Wednesday, November 12, 2025

Two Non-Reviews

Love at First Fright
by Nadia El-Fassi
Recommended Ages: 16+

This is not a review of this book. I'm not qualified to write one, because I didn't finish it. But since I put it down, I've slowly gathered resolve not to pick it up again. So in lieu of a review, informed by a complete read-through of the book, I'm just going to explain from my own personal perspective why I'm not going to review it. Maybe, if this concept seems to work, I'll try it out on a number of other books whose spines have been staring me out of countenance, with a bookmark sticking out of them, in some cases for years.
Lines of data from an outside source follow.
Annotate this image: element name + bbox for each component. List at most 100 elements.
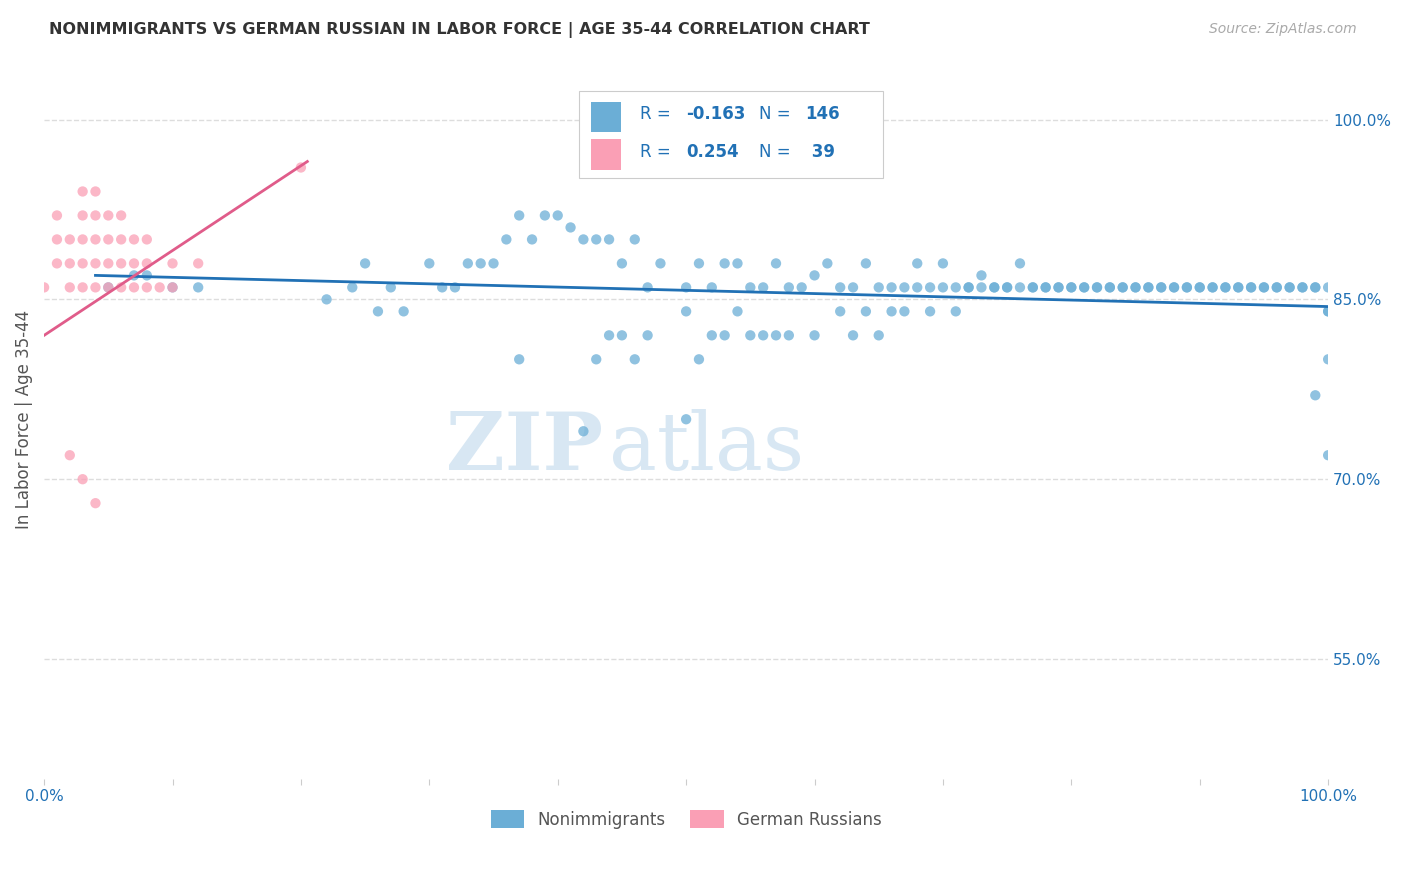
Point <box>1085 280 1108 294</box>
Point <box>983 280 1005 294</box>
Point <box>995 280 1018 294</box>
Point <box>868 280 890 294</box>
Point <box>122 280 145 294</box>
Point <box>1317 280 1340 294</box>
Point <box>1175 280 1198 294</box>
Point <box>354 256 377 270</box>
Point <box>778 328 800 343</box>
Point <box>110 256 132 270</box>
Point <box>932 280 955 294</box>
Point <box>72 232 94 246</box>
Point <box>1085 280 1108 294</box>
Point <box>59 280 82 294</box>
Point <box>688 256 710 270</box>
Point <box>84 209 107 223</box>
Point <box>1098 280 1121 294</box>
Point <box>46 256 69 270</box>
Point <box>1201 280 1223 294</box>
Point <box>1022 280 1045 294</box>
Point <box>470 256 492 270</box>
Point <box>765 328 787 343</box>
Point <box>1278 280 1301 294</box>
Point <box>1253 280 1275 294</box>
Point <box>637 280 659 294</box>
Point <box>905 280 928 294</box>
Point <box>598 232 620 246</box>
Point <box>572 424 595 438</box>
Point <box>1317 448 1340 462</box>
Point <box>1035 280 1057 294</box>
Point <box>135 268 157 283</box>
Point <box>623 352 645 367</box>
Point <box>1112 280 1135 294</box>
Text: atlas: atlas <box>609 409 804 487</box>
Point <box>1175 280 1198 294</box>
Point <box>855 304 877 318</box>
Point <box>72 256 94 270</box>
Point <box>803 268 825 283</box>
Text: R =: R = <box>640 105 676 123</box>
Point <box>1150 280 1173 294</box>
Point <box>815 256 838 270</box>
Point <box>1022 280 1045 294</box>
Point <box>868 328 890 343</box>
Point <box>650 256 672 270</box>
Point <box>1303 388 1326 402</box>
Point <box>842 280 865 294</box>
Point <box>1317 304 1340 318</box>
Point <box>84 280 107 294</box>
Point <box>110 209 132 223</box>
Point <box>72 185 94 199</box>
Point <box>380 280 402 294</box>
Text: 146: 146 <box>806 105 841 123</box>
Point <box>1112 280 1135 294</box>
Point <box>392 304 415 318</box>
Point <box>110 280 132 294</box>
Point <box>740 328 762 343</box>
Point <box>995 280 1018 294</box>
Point <box>508 209 530 223</box>
Point <box>162 256 184 270</box>
Point <box>418 256 440 270</box>
Point <box>367 304 389 318</box>
Point <box>97 256 120 270</box>
Point <box>675 412 697 426</box>
Point <box>1098 280 1121 294</box>
Point <box>84 256 107 270</box>
Point <box>688 352 710 367</box>
Point <box>598 328 620 343</box>
Text: ZIP: ZIP <box>446 409 603 487</box>
Point <box>97 209 120 223</box>
Point <box>1215 280 1237 294</box>
Point <box>752 280 775 294</box>
Legend: Nonimmigrants, German Russians: Nonimmigrants, German Russians <box>484 804 889 835</box>
Point <box>46 209 69 223</box>
Y-axis label: In Labor Force | Age 35-44: In Labor Force | Age 35-44 <box>15 310 32 529</box>
Point <box>1073 280 1095 294</box>
Point <box>97 280 120 294</box>
Point <box>893 304 915 318</box>
Point <box>778 280 800 294</box>
Point <box>1188 280 1211 294</box>
Point <box>342 280 364 294</box>
Point <box>803 328 825 343</box>
Point <box>59 256 82 270</box>
Point <box>1317 304 1340 318</box>
Point <box>84 232 107 246</box>
Point <box>945 280 967 294</box>
Point <box>72 280 94 294</box>
Point <box>122 232 145 246</box>
Point <box>444 280 467 294</box>
Point <box>945 304 967 318</box>
Point <box>547 209 569 223</box>
Point <box>1150 280 1173 294</box>
Point <box>830 280 852 294</box>
Point <box>1253 280 1275 294</box>
Point <box>1125 280 1147 294</box>
Point <box>1265 280 1288 294</box>
Point <box>1163 280 1185 294</box>
Point <box>430 280 453 294</box>
Point <box>290 161 312 175</box>
Point <box>560 220 582 235</box>
Text: 0.254: 0.254 <box>686 143 738 161</box>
I picked up this attractive-looking novel at my small town's independent bookstore. I was intrigued by the concept of a "cozy paranormal romance," featuring a novelist who can see dead people (and pets), riding herd on the film adaptation of her horror novel, who at first objects to the dashing leading man who doesn't fit her mental picture of the character she created but with whom, against her will, she soon becomes infatuated. It had the hallmarks of a Hallmark Channel movie, with an added touch of ghostliness. I should have read a little more into the word "cozy" in the genre description, however. I'm a noob when it comes to "cozy" fiction and it's only slowly dawning on me that an essential part of the coziness apparatus is a tendency to prioritize representing fringe communities and identities over just telling a great story.

In short, apart from a certain steamy eroticism that overdelivered on my romantic expectations, this book (so far as I read into it) didn't deliver much at all on the spooky front. Meanwhile, it was so on-the-nose about its characters' lifestyle choices that I felt like I was being hectored at by the catechist of a sect whose morality is a retrograde-inversion of the moral code packaged with my faith. If you like, you can read this as the type of criticism that amounts to admitting the critic's blindness. But I'm not known for hurling books away from me on account of a non-heterosexual character or two. I do, however, think "cozy" should mean something better than badly structured, underpowered, and loaded with propaganda for cutting-edge gender ideology. Also, with a cast of characters as large as this book, my willing suspension of disbelief can only weather a certain percentage of individuals each representing his, her, or (choke) their unique shade of the kink rainbow.

It would have served me well if I had read the author's trigger warning in the foreparts of this book. Had I noticed there was a trigger warning at all, I might have hesitated to buy. But she did disclose that overcoming stigma, sextortion and homophobia were themes, as well as the whole dom-sub polarity that I find, after dipping my toe in, really makes my flesh crawl. Put that on me. No, I take that back; keep that off me and don't bother telling me where you do put it.

A couple weeks ago, I drove on impulse to the cineplex at the next larger city to the west of where I live, about an hour each way, just to see this movie, Roofman starring Channing Tatum, Kirsten Dunst and Peter Dinklage. It's based on a true story that I heard about at the time it was in the news – about an escaped serial robber of McDonald's restaurants who hid out in a Toys'R'Us for, like, six months before being recaptured. Nobody happened to look inside the hiding place that he turned into a micro-apartment, despite a number of items disappearing from stock – including a steady shrinkage of Peanut M&Ms.

I can't exactly blame the movie for it, but at a certain point during the run-time – the scene where Tatum, dining out with members of a church group he has gotten involved with, faces a police officer who is skeptical of his claim to be an undercover agent – I decided I had seen as much of it as I cared to, and went home. Give or take a stop at Taco John's.

I can't put my finger on the reason I dropped out of watching the movie, despite paying full price to see it in a theater. It wasn't terrible. Channing Tatum and Kirsten Dunst are still looking nice after all these years. They have some good chemistry together. Peter Dinklage was adorably hateable. The situation had a certain pathos to it.

I guess it just made me squirm. The nervousness that ran through me as I watched Tatum's character floundering through his extended prison break started to vibrate at the precise frequency of the sensation that there must be something at home that I needed to take care of. I tried to talk myself out of it, but I finally caved in and left.

Previously, when I've done that, it was because I really hated the movie. That wasn't the case with Roofman. But I didn't love it enough to keep watching it, even when all it would have cost me to stay (over and above what it cost me to be there in the first place) was maybe another 45 minutes sat in a reasonably comfortable seat. It's mysterious. But if I were to assess this movie, based on my incomplete viewing, I guess the final verdict would be, "I just couldn't sit still through it."